Diffusion Guidance Is a Controllable Policy Improvement Operator
Kevin Frans, Seohong Park, Pieter Abbeel, Sergey Levine
TL;DR
CFGRL addresses offline RL and goal-conditioned behavioral cloning by deriving a diffusion-guided, controllable policy-improvement operator that treats policies as products of a reference and an optimality term, $\pi(a|s) \propto \hat{\pi}(a|s)\; f(A(s,a))$, with test-time control via a weight $w$. It leverages classifier-free guidance to implement the optimality conditioning without training a separate value predictor, and trains a diffusion network via flow-matching tosample from the product policy. Theoretical guarantees show that, when $f$ is non-negative and non-decreasing in the advantage, the product policy improves over the reference, and increasing $w$ yields further improvement, trading off adherence to the data with policy improvement.

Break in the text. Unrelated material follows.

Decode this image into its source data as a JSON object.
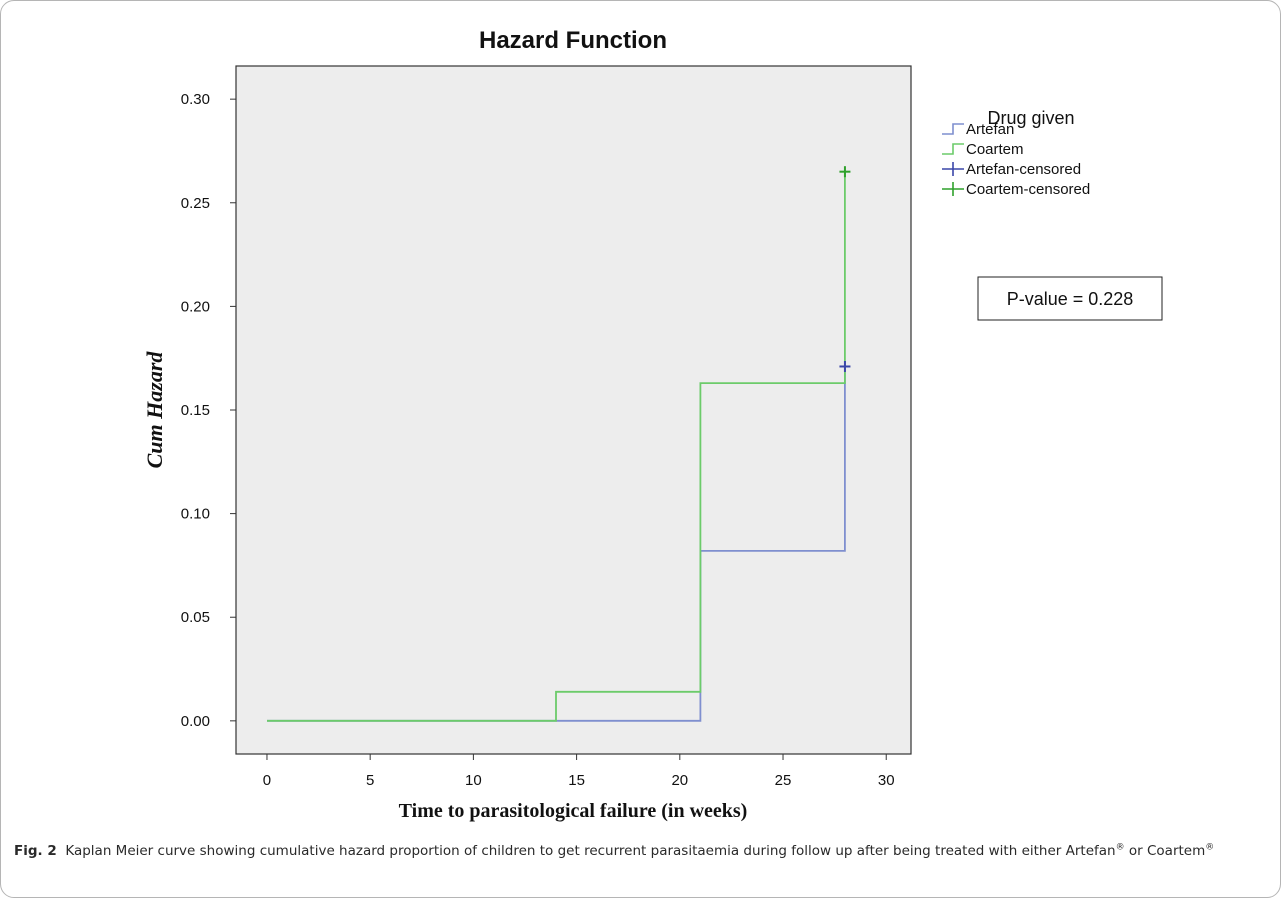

Empirically, CFGRL outperforms standard weighted regression methods in offline RL and provides substantial gains over GCBC across state- and image-based tasks without value-function training, demonstrating the practicality and scalability of diffusion-guided policy optimization. Overall, CFGRL offers a simple, test-time-tunable, drop-in tool for policy extraction and improvement that can be integrated into existing RL pipelines to achieve robust performance gains.
Abstract
At the core of reinforcement learning is the idea of learning beyond the performance in the data. However, scaling such systems has proven notoriously tricky. In contrast, techniques from generative modeling have proven remarkably scalable and are simple to train. In this work, we combine these strengths, by deriving a direct relation between policy improvement and guidance of diffusion models. The resulting framework, CFGRL, is trained with the simplicity of supervised learning, yet can further improve on the policies in the data. On offline RL tasks, we observe a reliable trend -- increased guidance weighting leads to increased performance. Of particular importance, CFGRL can operate without explicitly learning a value function, allowing us to generalize simple supervised methods (e.g., goal-conditioned behavioral cloning) to further prioritize optimality, gaining performance for "free" across the board.